Phénomène du stade impérialiste

Tom Thomas critique avec justesse la théorie du totalitarisme développée entre autres par Hannah Arendt pour son formalisme et son impuissance, d’autant plus qu’elle ne critique aucunement la conception de l’État national qui est au cœur du fascisme.

Sa critique empirique de la Troisième Internationale, entre autres pour sa caractérisation erronée du fascisme comme étant la dictature désespérée et terroriste du grand capital, apparaît juste puisqu’elle s’appuie sur la place que prit la petite-bourgeoisie dans ce courant politique. Il nous semble cependant que c’est encore voir les choses par le petit bout de la lorgnette.

Les difficultés de la Troisième internationale sont liées à l’appréciation fausse qu’elle donnait à la crise qui se développa de fait de 1910 à 1945, semblable à celle que nous vivons depuis 1975 : crises fort différentes de ce qu’avaient été celles d’avant l’impérialisme.

Selon la théorie de Varga alors de mise, on s’attendait à voir le capitalisme s’écrouler quasiment de lui-même. C’était une lecture trop rapide de Lénine qui lui-même, en définissant l’impérialisme comme stade pourrissant, avait pourtant prévu la possibilité de rebondissement de l’impérialisme.

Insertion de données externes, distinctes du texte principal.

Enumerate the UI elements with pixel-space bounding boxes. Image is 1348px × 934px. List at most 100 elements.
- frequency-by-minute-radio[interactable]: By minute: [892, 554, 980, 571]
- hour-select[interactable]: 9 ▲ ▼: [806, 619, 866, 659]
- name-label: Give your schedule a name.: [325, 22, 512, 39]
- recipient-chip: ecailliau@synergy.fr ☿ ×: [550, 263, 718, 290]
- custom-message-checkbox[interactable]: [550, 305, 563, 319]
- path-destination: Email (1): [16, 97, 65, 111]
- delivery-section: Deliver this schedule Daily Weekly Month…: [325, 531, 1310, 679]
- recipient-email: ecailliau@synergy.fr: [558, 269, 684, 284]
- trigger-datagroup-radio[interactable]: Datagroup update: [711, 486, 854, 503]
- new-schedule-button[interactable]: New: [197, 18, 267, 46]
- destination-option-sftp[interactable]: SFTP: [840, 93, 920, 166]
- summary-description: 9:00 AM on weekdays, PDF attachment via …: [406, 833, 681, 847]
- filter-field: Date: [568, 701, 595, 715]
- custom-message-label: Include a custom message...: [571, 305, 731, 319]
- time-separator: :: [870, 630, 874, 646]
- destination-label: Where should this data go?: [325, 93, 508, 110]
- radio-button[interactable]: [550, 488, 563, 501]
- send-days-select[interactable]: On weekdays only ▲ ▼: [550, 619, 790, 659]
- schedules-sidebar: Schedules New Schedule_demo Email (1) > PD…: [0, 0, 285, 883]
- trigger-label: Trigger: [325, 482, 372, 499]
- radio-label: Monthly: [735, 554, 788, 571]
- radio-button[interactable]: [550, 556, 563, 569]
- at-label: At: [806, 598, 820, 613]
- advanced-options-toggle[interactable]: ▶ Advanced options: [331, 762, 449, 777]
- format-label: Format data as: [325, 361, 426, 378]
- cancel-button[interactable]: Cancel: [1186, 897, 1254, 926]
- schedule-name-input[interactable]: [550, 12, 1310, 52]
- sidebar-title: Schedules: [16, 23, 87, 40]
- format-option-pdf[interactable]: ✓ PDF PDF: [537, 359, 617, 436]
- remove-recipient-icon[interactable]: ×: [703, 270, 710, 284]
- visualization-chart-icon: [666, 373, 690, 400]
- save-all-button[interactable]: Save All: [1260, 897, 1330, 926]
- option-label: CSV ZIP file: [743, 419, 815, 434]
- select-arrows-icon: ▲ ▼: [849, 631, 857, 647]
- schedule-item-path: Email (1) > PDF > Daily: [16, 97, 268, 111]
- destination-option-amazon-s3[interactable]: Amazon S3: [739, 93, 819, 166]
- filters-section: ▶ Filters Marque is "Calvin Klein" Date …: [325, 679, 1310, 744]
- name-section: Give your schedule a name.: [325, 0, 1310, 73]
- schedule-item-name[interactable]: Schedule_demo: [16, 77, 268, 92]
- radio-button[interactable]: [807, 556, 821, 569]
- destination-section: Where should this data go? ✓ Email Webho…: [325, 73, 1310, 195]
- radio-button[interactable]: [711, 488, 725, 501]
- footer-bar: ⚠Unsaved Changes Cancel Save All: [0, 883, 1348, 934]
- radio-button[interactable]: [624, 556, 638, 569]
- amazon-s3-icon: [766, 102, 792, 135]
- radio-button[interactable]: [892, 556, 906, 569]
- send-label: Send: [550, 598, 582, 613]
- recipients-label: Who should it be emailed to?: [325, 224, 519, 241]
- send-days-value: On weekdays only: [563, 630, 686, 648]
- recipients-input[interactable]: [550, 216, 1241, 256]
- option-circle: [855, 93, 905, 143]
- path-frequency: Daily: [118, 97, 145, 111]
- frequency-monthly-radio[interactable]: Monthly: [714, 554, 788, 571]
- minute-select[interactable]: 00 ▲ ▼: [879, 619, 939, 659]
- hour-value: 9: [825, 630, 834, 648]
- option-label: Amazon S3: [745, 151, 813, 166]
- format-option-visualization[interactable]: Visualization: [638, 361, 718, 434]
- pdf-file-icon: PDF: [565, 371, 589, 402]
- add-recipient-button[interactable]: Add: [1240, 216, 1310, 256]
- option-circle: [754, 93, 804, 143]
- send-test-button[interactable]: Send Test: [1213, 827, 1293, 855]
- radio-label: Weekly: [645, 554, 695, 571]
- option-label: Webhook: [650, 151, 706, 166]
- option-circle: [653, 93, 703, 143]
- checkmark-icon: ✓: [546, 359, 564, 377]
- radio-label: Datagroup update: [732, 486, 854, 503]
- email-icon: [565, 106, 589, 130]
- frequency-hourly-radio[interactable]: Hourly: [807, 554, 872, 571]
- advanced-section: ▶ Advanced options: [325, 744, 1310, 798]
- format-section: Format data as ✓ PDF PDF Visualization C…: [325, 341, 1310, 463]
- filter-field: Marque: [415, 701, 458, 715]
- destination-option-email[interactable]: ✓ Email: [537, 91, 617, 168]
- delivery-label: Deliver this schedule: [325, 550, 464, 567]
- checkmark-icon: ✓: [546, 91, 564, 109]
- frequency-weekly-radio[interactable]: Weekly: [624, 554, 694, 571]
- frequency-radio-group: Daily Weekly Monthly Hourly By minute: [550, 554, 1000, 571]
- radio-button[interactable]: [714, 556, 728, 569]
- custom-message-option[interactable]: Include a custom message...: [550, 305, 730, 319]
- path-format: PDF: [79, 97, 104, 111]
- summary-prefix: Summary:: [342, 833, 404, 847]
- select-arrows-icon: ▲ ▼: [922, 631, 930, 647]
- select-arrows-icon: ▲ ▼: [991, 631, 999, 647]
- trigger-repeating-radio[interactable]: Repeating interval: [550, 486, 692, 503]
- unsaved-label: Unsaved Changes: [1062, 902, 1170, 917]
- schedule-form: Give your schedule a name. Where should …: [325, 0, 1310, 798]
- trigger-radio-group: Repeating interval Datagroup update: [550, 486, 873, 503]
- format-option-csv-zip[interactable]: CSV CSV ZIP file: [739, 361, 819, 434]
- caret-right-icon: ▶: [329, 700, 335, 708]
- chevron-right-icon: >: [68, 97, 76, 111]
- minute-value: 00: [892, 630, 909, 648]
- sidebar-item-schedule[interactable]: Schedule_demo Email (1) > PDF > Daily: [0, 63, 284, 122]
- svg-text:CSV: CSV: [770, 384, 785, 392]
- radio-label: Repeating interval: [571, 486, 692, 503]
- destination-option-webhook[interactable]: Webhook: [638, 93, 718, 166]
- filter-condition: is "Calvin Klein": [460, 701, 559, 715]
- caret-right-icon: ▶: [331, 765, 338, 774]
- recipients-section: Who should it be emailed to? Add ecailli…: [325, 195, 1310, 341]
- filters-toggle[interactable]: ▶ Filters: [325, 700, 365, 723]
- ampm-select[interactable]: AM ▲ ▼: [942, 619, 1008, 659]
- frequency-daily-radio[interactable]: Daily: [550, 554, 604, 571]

Ce qu’il faut voir, c’est que les crises à l’époque de l’impérialisme sont drôlement plus longues et mieux contrôlées par la bourgeoisie que celles de la période pré-impérialiste et qu’elles nécessitent une nouvelle stratégie de lutte pour la classe ouvrière. C’est ce que Mao avait entrevu en préconisant la guerre populaire prolongée qui n’était pas qu’une stratégie pour les pays opprimés, mais aussi celle de mise dans les citadelles impérialistes.

C’est là qu’apparaît le fascisme, comme phénomène de l’impérialisme. La petite-bourgeoisie passa du côté du grand capital parce que la classe ouvrière n’avait pas de stratégie de lutte adaptée à la nouvelle période et était devenue dans l’ensemble assez inoffensive.